- Powell expressed caution about further interest rate moves.
- US rate futures indicated a 64% chance of a rate cut by the March Fed meeting.
- US economic activity is slowing as increased interest rates reduce demand.
On Friday, currency futures rose while the dollar declined after Federal Reserve Chair Jerome Powell expressed caution about further interest rate moves. Investors perceived Powell’s comments as dovish, anticipating that the Fed is done raising rates.
Powell acknowledged that US monetary policy is slowing the economy, with the benchmark overnight interest rate in restrictive territory. Despite this, he emphasized the Fed’s readiness to tighten policy further if necessary. The US dollar index, tracking the currency against six major counterparts, closed lower after its weakest monthly performance in a year in November.
Following Powell’s remarks, US rate futures indicated a 64% chance of a rate cut by the March meeting, up from 43% on Thursday. For the May meeting, the chances surged to 90%, compared to about 76% the day before.
Moreover, weak US manufacturing data for November confirmed that Fed rate hikes are slowing the economy. The Institute for Supply Management announced a manufacturing PMI of 46.7, marking the 13th consecutive month below 50, indicating contraction.
US consumer spending and inflation (Source: Bureau of Economic Analysis)
The ISM survey came after Thursday’s data indicating moderate growth in consumer spending and decreasing inflation in October. Economic activity is slowing as increased interest rates reduce demand. Despite this, most economists anticipate no recession in the coming year and believe the Federal Reserve can achieve a “soft landing.”
Softer Eurozone inflation data on Thursday strengthened expectations of no further interest rate hikes. Goldman Sachs forecasted the European Central Bank’s first rate cut in Q2 2024, earlier than their previous prediction for a cut in Q3.
Moreover, a survey showed a slight easing of the downturn in Eurozone manufacturing activity. Meanwhile, Britain reported manufacturing contraction but an improved reading for the third straight month. This saw the pound increase.

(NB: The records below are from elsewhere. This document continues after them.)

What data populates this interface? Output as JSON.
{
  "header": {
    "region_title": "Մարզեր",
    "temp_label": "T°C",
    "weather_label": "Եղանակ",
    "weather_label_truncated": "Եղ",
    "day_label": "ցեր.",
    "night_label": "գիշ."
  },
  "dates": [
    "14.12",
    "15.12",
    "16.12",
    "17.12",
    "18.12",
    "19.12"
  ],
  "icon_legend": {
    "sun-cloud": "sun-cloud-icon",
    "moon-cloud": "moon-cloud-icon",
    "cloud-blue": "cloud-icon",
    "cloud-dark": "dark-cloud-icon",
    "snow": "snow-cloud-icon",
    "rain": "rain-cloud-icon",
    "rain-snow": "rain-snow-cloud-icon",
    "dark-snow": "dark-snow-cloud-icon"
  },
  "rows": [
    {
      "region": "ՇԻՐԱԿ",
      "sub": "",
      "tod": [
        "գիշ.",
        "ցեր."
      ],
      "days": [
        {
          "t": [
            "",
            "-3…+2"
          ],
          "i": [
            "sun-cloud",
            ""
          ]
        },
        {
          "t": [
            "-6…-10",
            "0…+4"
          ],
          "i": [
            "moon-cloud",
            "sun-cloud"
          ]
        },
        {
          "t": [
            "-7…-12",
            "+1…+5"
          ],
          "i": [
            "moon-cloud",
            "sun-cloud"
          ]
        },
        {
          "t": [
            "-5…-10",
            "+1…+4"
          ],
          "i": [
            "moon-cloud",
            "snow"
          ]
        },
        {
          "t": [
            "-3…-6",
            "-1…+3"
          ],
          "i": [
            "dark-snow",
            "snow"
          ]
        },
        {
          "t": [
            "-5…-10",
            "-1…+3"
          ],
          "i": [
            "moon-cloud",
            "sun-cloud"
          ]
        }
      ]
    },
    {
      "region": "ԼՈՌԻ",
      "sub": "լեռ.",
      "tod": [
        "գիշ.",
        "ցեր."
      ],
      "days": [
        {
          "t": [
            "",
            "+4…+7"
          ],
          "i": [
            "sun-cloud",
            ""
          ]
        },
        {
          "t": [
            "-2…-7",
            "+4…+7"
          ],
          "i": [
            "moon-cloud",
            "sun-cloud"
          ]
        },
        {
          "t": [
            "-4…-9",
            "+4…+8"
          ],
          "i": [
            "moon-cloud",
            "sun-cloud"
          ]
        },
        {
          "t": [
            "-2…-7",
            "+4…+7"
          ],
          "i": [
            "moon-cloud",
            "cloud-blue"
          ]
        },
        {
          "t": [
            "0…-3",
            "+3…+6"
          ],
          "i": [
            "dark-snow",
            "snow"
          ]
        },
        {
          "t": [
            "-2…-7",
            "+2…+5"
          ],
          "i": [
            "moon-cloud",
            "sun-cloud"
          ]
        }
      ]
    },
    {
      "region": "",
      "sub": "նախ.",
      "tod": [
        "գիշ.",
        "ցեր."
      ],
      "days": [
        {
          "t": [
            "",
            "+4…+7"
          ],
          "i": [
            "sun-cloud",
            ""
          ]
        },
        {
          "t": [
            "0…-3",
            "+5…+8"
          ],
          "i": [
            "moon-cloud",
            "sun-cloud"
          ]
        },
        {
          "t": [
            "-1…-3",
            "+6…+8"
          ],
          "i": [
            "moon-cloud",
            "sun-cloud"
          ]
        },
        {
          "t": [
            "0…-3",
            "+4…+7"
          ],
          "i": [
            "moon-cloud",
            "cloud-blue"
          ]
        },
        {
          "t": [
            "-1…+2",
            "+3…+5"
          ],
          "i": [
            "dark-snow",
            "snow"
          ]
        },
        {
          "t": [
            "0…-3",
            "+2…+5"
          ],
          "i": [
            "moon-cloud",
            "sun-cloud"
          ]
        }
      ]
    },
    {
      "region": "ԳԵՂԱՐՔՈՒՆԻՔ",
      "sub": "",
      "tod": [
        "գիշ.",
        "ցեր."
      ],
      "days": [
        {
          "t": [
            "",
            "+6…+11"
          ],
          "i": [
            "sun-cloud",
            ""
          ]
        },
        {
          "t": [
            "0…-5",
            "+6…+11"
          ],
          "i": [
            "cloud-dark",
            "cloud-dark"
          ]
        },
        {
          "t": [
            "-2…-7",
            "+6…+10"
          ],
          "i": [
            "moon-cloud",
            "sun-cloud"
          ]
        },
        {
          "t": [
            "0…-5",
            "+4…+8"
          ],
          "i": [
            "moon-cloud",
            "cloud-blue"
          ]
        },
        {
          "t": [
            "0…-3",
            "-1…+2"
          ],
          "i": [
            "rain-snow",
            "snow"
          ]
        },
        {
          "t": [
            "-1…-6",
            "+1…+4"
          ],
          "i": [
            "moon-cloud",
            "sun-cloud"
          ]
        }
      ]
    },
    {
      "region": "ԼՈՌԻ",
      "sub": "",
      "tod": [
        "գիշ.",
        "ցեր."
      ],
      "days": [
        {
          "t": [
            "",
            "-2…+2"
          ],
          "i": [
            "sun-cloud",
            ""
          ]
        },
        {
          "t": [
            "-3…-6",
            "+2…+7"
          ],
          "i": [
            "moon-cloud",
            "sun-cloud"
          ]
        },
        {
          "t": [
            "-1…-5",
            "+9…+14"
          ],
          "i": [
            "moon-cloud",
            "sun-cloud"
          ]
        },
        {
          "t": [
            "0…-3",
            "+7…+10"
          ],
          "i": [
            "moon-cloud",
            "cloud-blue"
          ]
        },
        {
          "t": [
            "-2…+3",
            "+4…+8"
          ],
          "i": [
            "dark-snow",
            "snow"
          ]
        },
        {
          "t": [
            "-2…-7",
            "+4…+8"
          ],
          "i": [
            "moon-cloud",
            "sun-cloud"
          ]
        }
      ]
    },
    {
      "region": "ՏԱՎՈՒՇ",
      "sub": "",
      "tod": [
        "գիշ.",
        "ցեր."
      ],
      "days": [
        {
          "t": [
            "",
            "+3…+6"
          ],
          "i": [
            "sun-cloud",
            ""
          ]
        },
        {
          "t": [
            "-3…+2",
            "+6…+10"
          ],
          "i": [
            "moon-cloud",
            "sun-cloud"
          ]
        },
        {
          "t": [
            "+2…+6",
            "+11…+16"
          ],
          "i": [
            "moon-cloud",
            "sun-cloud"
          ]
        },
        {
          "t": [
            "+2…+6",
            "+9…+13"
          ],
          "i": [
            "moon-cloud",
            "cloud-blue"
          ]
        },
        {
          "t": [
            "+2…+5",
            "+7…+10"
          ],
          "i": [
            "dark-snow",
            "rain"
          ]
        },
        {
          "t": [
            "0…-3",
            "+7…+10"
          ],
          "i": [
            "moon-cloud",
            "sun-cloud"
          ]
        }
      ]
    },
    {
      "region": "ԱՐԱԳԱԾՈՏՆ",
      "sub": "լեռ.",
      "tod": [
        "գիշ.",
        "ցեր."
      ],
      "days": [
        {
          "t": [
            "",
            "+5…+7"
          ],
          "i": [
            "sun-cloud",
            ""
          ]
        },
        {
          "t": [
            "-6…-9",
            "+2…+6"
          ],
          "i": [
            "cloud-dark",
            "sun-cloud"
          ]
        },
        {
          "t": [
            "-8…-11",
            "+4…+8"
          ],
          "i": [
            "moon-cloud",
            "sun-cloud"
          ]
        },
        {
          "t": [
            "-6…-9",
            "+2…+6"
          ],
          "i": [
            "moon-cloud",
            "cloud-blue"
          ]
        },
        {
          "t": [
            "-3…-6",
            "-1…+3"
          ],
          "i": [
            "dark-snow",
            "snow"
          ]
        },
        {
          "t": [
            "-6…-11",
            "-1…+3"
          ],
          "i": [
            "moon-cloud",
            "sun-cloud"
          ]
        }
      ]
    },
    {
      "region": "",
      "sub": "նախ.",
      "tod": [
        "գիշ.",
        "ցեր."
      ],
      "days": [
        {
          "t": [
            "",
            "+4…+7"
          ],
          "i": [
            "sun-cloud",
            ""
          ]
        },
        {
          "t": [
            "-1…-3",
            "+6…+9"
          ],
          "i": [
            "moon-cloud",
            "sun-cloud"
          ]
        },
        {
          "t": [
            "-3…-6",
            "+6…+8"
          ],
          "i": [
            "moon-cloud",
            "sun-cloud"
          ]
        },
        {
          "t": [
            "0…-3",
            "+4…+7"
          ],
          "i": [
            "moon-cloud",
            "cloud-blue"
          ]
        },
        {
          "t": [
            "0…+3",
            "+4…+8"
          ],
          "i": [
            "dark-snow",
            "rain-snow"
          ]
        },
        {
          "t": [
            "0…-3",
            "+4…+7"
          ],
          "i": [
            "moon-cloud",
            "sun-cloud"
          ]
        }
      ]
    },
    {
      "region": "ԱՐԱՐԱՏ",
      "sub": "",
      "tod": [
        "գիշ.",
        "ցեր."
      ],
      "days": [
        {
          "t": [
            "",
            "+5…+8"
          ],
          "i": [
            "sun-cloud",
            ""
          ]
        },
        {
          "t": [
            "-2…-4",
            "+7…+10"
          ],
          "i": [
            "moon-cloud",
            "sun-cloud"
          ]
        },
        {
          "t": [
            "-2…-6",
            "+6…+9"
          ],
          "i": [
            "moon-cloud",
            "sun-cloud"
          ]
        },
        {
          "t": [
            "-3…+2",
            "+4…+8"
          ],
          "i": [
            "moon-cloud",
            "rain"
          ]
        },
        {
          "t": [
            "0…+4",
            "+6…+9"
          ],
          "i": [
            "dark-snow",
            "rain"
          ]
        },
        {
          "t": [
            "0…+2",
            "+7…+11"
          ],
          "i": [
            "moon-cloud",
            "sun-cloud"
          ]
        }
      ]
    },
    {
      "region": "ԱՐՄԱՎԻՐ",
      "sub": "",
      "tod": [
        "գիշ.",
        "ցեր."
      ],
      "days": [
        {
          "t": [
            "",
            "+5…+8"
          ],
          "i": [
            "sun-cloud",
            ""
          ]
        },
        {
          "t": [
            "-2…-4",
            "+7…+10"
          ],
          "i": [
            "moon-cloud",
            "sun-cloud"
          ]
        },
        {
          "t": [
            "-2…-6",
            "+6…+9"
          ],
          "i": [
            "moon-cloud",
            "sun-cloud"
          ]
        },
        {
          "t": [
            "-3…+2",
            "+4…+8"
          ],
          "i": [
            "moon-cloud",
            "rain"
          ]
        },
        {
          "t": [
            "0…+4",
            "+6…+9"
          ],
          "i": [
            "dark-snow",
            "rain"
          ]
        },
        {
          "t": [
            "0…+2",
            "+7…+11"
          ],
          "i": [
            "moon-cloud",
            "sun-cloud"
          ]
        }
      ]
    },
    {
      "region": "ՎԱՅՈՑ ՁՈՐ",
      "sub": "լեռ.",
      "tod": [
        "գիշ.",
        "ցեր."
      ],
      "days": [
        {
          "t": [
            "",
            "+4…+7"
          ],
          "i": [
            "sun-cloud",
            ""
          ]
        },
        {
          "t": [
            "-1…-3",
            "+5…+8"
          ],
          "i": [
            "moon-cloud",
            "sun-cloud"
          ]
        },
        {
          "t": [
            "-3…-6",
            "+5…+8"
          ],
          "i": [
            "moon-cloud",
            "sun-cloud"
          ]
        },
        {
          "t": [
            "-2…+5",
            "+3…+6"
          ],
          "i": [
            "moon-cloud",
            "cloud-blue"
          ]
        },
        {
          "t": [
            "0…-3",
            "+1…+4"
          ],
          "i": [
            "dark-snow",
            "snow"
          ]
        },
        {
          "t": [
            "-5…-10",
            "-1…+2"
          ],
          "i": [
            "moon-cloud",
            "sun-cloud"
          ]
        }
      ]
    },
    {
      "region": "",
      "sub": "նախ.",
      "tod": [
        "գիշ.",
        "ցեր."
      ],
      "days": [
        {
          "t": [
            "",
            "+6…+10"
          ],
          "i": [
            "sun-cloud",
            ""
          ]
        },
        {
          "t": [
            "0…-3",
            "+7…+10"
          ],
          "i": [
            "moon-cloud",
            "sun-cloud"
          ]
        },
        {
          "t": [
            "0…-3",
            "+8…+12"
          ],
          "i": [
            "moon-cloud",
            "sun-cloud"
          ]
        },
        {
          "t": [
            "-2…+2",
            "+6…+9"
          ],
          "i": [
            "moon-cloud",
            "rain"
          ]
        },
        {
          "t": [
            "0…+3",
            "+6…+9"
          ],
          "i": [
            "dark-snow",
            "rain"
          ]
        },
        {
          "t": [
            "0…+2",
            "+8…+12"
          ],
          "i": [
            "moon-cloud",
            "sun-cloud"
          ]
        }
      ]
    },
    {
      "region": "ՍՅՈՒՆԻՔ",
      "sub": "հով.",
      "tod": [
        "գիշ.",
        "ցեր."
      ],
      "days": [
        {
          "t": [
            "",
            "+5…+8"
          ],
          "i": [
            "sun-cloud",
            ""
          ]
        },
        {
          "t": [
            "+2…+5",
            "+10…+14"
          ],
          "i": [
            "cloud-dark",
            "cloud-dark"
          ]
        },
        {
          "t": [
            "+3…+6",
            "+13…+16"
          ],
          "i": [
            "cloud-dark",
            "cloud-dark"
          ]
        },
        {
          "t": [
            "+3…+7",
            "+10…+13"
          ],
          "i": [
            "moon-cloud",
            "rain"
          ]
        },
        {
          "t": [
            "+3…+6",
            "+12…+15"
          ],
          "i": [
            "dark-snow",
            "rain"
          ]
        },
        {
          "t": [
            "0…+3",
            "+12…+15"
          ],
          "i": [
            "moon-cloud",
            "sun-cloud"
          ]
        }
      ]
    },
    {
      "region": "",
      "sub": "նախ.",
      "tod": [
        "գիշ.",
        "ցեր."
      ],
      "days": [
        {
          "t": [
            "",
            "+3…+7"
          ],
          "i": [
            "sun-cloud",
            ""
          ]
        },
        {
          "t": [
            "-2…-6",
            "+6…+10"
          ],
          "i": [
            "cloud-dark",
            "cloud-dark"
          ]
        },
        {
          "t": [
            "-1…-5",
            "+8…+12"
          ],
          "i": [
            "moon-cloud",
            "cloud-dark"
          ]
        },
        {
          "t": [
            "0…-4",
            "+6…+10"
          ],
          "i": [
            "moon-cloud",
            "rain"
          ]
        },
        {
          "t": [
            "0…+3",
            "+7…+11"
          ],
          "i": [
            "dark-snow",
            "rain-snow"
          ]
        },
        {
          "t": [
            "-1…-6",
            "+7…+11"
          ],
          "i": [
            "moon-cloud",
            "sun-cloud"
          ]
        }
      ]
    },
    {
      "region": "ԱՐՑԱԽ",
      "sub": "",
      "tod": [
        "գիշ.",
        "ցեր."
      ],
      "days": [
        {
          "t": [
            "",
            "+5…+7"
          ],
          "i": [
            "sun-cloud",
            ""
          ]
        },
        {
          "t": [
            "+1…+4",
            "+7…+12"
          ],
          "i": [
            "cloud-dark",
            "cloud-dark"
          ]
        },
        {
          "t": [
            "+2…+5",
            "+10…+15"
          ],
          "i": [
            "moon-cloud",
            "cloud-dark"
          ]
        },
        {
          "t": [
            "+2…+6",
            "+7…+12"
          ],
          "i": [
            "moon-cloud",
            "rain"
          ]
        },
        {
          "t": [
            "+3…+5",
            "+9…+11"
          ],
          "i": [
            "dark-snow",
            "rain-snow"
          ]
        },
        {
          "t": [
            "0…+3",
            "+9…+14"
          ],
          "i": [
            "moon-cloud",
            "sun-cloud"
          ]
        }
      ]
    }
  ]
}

The euro benefited from a dollar sell-off after Powell’s comments. The dollar dropped against the yen, recording its third straight week of gains and moving away from the near 33-year low of 151.92 per dollar in mid-November. The yen found support from rising expectations that the Bank of Japan will abandon its ultra-easy monetary policy next year. Additionally, a drop in US yields has supported the Asian currency in recent weeks.